City Snow Removal 2014 …

Breaks have been few for many municipal workers dealing with the onslaught of snow in recent weeks. A city crew, left, was out in the freezing rain Wednesday morning, adding more salt to a spreader to treat Lock Haven’s 32 miles of roadways. Authorities say a problem across the county has been cars left parked along roadways, making cleanup more difficult. Motorist response appeared a little slow to the city police notice posted on Fourth Street Wednesday. Record photos – John Lipez
Breaks have been few for many municipal workers dealing with the onslaught of snow in recent weeks. A city crew, left, was out in the freezing rain Wednesday morning, adding more salt to a spreader to treat Lock Haven’s 32 miles of roadways. Authorities say a problem across the county has been cars left parked along roadways, making cleanup more difficult. Motorist response appeared a little slow to the city police notice posted on Fourth Street Wednesday. Record photos – John Lipez

Lock Haven Mayor Says Inflated Expectations

LOCK HAVEN — The new year has been rough on roads, rough on drivers, rough on those who shovel their sidewalks.

And 2014 has been extremely rough on the snow removal portion of area municipal budgets. Lock Haven Mayor Rick Vilello said the city budgeted $100,000 for snow removal in the fiscal year that began Jan. 1 and expenditures so far total somewhere between $110-thousand and $115-thousand and continue to go up.

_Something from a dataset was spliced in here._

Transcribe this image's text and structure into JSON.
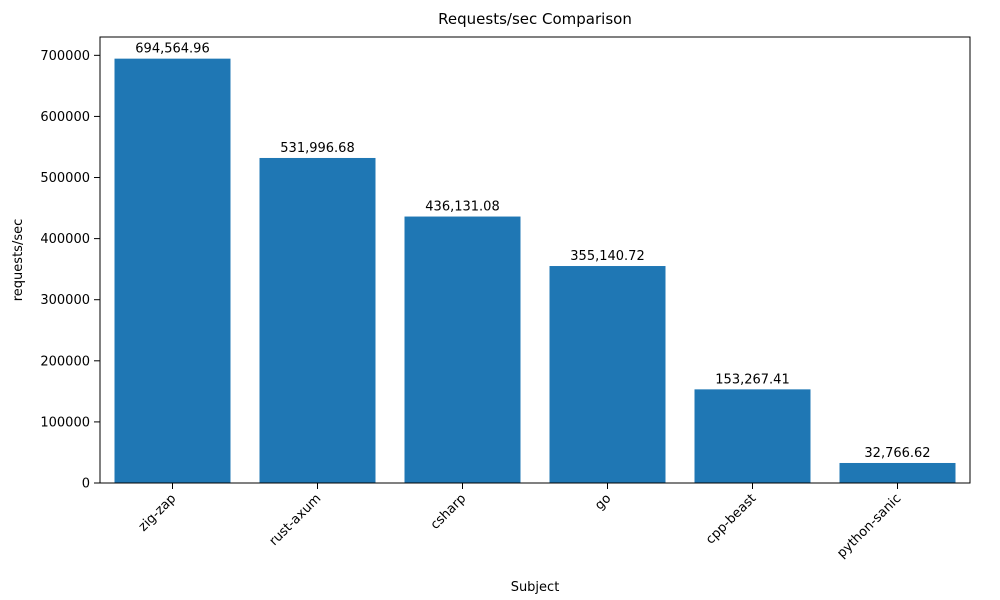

The normally upbeat mayor is a little peeved at criticism aimed Lock Haven’s way on how the county seat handles its snow removal.

Vilello told The Record he “disputes the contention” that snow removal in the city lags behind other communities such as Williamsport and Bellefonte and said he made a recent trip to Bellefonte and said Lock Haven is in better shape in terms of cleaning its streets.

He said the community has “inflated expectations” as to Lock Haven’s capacity to stay abreast of the storms that have deposited snow after snow on the area, calling this winter the worst in the last five years.

Clean-up is costly, the mayor said, use of one grader and one loader with crew costing $1,500 a day. Hoping for better days, several times Vilello said that he and the city are “ready for spring.”

Meanwhile he expressed a concern about the city’s depleted salt pile; 700 tons have been used so far and less than 100 tons remain and little can be found on the open market because of demand all across the Northeast.

Vilello defended the city performance, noting city crews are responsible for maintaining 32 miles. He said a new process has been put in place, doing cleanup according to signs posted for the city’s street sweeper schedule.

Most recently a plowing crew goes out at midnight and a removal crew starts up at 7 a.m., working this week in the city’s hill section.

Lock Haven is not alone in dealing with the severe winter. A spokesman for South Renovo said a problem there is the public’s unwillingness to move their cars. The effort was hampered by the lack of a borough employee until early this week so council members had been volunteering to plow.

South Renovo is running its snow removal ordinance in this week’s Record but the spokesman said the new borough employee will likely have to post “no parking” signs and then knock on doors to get people to move their vehicles so the streets can be plowed.

The situation was described as similar in Renovo, again the problem because no one will move their cars.